Code to load weights

Question

Code to load weights

ahirner opened this issue 7 years ago · comments

The code in models.py constructs the graph in a very sleek way. Is it possible to see how you transformed the weights into mlstm_ns.pt too?

Stéphane Guillitte · Answer 1 · Sun May 07 2017 01:57:15 GMT+0800 (China Standard Time)

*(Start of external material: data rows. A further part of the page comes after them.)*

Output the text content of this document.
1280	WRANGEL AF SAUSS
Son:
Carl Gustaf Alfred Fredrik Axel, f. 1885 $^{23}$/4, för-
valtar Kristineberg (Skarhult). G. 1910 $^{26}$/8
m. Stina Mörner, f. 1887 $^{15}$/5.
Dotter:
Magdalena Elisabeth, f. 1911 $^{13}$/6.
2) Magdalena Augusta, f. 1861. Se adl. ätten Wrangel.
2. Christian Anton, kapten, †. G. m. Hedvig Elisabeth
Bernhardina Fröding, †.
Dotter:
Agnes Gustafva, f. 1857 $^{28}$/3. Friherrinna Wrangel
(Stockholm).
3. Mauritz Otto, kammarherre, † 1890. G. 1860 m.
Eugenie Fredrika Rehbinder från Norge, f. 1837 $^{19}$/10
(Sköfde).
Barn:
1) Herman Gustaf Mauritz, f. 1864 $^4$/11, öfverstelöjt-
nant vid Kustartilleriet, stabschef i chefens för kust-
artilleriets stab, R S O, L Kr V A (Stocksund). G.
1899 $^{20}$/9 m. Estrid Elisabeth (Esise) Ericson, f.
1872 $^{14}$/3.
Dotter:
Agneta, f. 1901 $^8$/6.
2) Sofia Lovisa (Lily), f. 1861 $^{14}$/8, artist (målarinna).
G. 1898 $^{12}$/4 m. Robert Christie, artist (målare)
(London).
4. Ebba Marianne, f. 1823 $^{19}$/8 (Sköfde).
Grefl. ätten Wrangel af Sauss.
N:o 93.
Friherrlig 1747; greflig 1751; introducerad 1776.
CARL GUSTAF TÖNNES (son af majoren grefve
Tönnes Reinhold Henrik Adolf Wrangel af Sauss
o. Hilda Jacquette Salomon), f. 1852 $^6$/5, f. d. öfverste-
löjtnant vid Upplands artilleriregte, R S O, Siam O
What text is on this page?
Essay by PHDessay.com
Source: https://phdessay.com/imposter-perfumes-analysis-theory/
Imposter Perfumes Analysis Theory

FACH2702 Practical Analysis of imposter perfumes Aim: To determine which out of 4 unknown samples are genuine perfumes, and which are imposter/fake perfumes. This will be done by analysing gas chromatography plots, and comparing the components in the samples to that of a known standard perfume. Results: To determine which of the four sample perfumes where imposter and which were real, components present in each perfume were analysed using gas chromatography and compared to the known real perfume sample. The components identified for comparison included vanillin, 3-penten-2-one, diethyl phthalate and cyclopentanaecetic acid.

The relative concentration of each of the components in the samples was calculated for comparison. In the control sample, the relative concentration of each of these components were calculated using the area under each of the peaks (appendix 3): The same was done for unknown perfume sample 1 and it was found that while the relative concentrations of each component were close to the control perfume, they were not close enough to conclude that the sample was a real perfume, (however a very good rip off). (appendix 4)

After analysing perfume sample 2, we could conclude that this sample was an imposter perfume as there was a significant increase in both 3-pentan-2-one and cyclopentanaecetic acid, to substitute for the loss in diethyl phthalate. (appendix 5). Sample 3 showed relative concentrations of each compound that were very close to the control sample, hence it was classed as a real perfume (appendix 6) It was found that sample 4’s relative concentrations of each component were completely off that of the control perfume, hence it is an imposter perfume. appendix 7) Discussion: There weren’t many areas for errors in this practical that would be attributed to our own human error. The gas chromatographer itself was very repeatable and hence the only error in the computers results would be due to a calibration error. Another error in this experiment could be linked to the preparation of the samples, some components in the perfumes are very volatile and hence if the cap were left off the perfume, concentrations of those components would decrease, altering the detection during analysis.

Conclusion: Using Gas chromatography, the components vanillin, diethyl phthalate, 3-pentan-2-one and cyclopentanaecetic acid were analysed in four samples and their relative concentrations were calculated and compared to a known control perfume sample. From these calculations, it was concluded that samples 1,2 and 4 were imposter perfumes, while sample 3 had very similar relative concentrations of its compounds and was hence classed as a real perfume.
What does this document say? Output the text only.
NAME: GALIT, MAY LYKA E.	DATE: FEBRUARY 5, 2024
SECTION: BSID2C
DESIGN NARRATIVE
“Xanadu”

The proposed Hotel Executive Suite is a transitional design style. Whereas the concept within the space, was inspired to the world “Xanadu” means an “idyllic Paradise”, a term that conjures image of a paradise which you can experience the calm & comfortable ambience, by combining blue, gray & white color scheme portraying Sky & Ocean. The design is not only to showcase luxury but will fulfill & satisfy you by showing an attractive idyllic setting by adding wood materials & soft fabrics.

This is the code I used to load the weight from numpy files 👍

embed.weight.data = torch.from_numpy(np.load("embd.npy"))
rnn.h2o.weight.data = torch.from_numpy(np.load("w.npy")).t()
rnn.h2o.bias.data = torch.from_numpy(np.load("b.npy"))
rnn.layers[0].wx.weight.data = torch.from_numpy(np.load("wx.npy")).t()
rnn.layers[0].wh.weight.data = torch.from_numpy(np.load("wh.npy")).t()
rnn.layers[0].wh.bias.data = torch.from_numpy(np.load("b0.npy"))
rnn.layers[0].wmx.weight.data = torch.from_numpy(np.load("wmx.npy")).t()
rnn.layers[0].wmh.weight.data = torch.from_numpy(np.load("wmh.npy")).t()

Alexander Hirner · Answer 2 · Sun May 07 2017 02:20:32 GMT+0800 (China Standard Time)

Thx for reverse engineering and sharing!

Stéphane Guillitte · Answer 3 · Sun May 07 2017 03:08:14 GMT+0800 (China Standard Time)

I haded the lm.py file allowing to retrain the model on new data. It was used to create the model and load the weights.

Alexander Hirner · Answer 4 · Sun May 07 2017 16:50:29 GMT+0800 (China Standard Time)

I tried to map the the original TF variables to the original .npy files to your .npy files. Is this mainly correct? Also, I wouldn't know how 14 and 15.npy would be used if they were (b0?) and which file corresponds to gmh in the pytorch version.

#Embedding for ASCII one-hot
embd = 0.npy = embed.npy

#State
wh = 1.npy = wh.npy
wmx = concat(2:6.npy) = wmx.npy
wmh = empty? = wmh.npy

gx = empty
gh = empty
gmx = empty
gmh = 7.npy = ?

wx = 8.npy = wx.npy
wh = 9.npy = wh.npy
wmx = 10.npy = wmx.npy
wmh = 11.npy = wmh.npy

#Fully connected
w = 12.npy = w.npy

Stéphane Guillitte · Answer 5 · Sat May 13 2017 20:42:20 GMT+0800 (China Standard Time)

Things are more complicated than this, because the tf model is using l2 regularization. Pytorch handles this differently. This is why I had to hack the tensorflow model to produce the different npy files.

Alexander Hirner · Answer 6 · Sun May 14 2017 17:07:47 GMT+0800 (China Standard Time)

Interesting, I assume you extracted the variables from a live TF graph then. I also found that L2 is added in pytorch's optimizer (usually?) and suspect that was the difference you talk about. Thanks!

Stéphane Guillitte · Answer 7 · Sun May 14 2017 19:50:56 GMT+0800 (China Standard Time)

Forgive me, it is not L2 regularization but weights normalization which is the problem. And yes, I extracted the variables with tf code.